Elvis Presley may have been a shy momma’s boy, but he also captured the rebellious spirit of the American youth in the late 1950s.
His gyrating hips were cut by the cameras of The Ed Sullivan show as screaming girls lusted after the new sex symbol.
In interviews, The King would bat away claims his Rock n’ Roll music and moves contributed to juvenile delinquency, but suddenly a call up to the army would entirely change the public’s perceptions of him.
Elvis was conscripted into his army service from 1958-1960, having his sideburns and signature quiff shaved off, doing away with his dramatic black hair dye, as he willingly embraced a sharp buzz cut.
The star’s private life in West Germany gallivanting between women and beginning his dependency on prescription drugs may still have reflected that rebel spirit he’d become associated with. But by the time The King ended his army years ago, it was like he was a totally different person.
Arriving back in the USA, Elvis announced he would be appearing in a Frank Sinatra TV special in which the rock singer and swing crooner would swap each other’s songs. The 25-year-old even appeared on TV in his army uniform, before making a couple of movies focused on the military like 1960’s GI Blues, which is on BBC Two today. Suddenly he’d gone “from James Dean to John Wayne”, according to a close associate.
One of Elvis’ Memphis Mafia members was Jerry Schilling, who says The King was his best friend. He didn’t know if the star felt the same about him, but knew on some days he filled that role. Speaking in 2017 documentary the King, Jerry said: “When I saw Elvis walk on the Frank Sinatra show, he was a different Elvis than when I said goodbye to him when he was going into the army. He had gone from this underground rebel to this accepted major star. I think Elvis left the city as James Dean and he came back somewhat as John Wayne.”
Duke was a conservative Republican, who continually starred in Westerns and War movies and in his spare time would lambast Hollywood’s suspected communists. Some of the biggest rock stars of the Sixties and Seventies were devastated but the change they saw in Elvis after he returned home from the army, including The Beatles legends John Lennon and Paul McCartney.
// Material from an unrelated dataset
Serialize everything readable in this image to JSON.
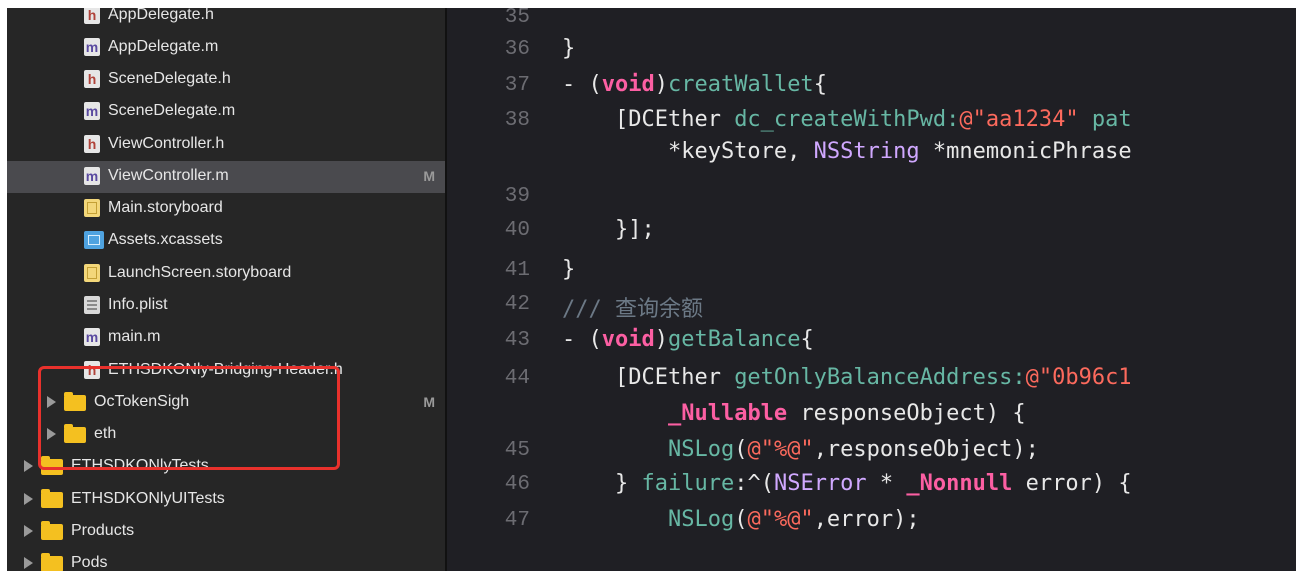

Macca said in 1994: “Elvis was the guy. He ended up a complete plonker, unfortunately—he turned in the end, wanted to become a Federal drug marshal. But I did love him in the early days, and yes, when we met him, that’s the period I remember. I don’t bother when you go into Vegas and the rhinestones and all that—it’s like he didn’t exist from then on for me.”
And in 1997, he said in his biography Many Years From Now: “I always thought [his time in the military] ruined Elvis. We liked Elvis’ freedom as a trucker, as a guy in jeans and swivelin’ hips. But [we] didn’t like him with the short haircut in the army calling everyone ‘sir.’”
On Elvis’ post-army songs like Hard-Headed Woman, McCartney said: “There’s a dreadful great big trombone right in the middle of it, and we thought, ‘What in hell has happened?’ It just seemed he’d gone establishment, and his records after that weren’t so good.”
John Lennon agreed with McCartney’s assessment of Elvis, saying in one of his last interviews to the BBC before his murder in 1980: “When Elvis died, people were harassing me in Tokyo for a comment. Well I’ll give it yer now, he died when he went in the army. That’s when they killed him. The rest of it was just a living death.”
Adding it was like The King withdrew to a monastery, he said: “But [it wasn’t like] going to a Zen monastery and going to India to meditate. Or going to Scotland and growing melons or something, whatever they’re doing up there in that place.”